I’m a sucker for slow and meticulous planning and organization in film and games despite being messy and disorganized in real life. Like 80% of the appeal of Stalker and Tarkov to me is having to deal with the bullshit inventory system, some of the early Rainbow Six games seem interesting because you plan much of the siege beforehand, and XCOM where you have to improvise when the plan inevitably fails.
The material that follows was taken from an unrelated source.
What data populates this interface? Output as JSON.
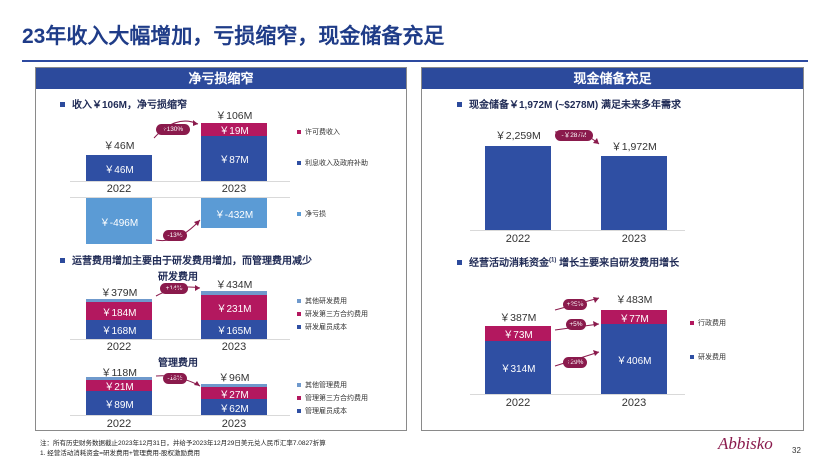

Some related shows that I’m fond of in no order:
- Early seasons of Breaking Bad
- Season 1 of Prison Break
- Money Heist (Spanish version)
- Better Call Saul (the scams and loopholes)
A Man Escaped
Le Trou (although I just learned about the horrible life of the screenwriter, so maybe not)
The Sting
Rififi is more about the unraveling (in an allegory about informants and the Hollywood blacklist), but the central heist is methodical, silent, and tense as hell - must have been an influence on those Mike-does-his-job scenes from Better Call Saul
I recently watched Gambit, which is unnecessarily Orientalist (why did they make Shirley Maclaine a Eurasian dancer from Hong Kong?), but it does have the best of both worlds, heist-wise:
spoiler
The first twenty minutes are Michael Caine’s fantasy of how the perfect heist will go, including the absolute silence and compliance of Shirley Maclaine’s character. The rest of the movie is how it actually plays out, and Maclaine’s character proves she’s actually a person and not a tool Caine can use.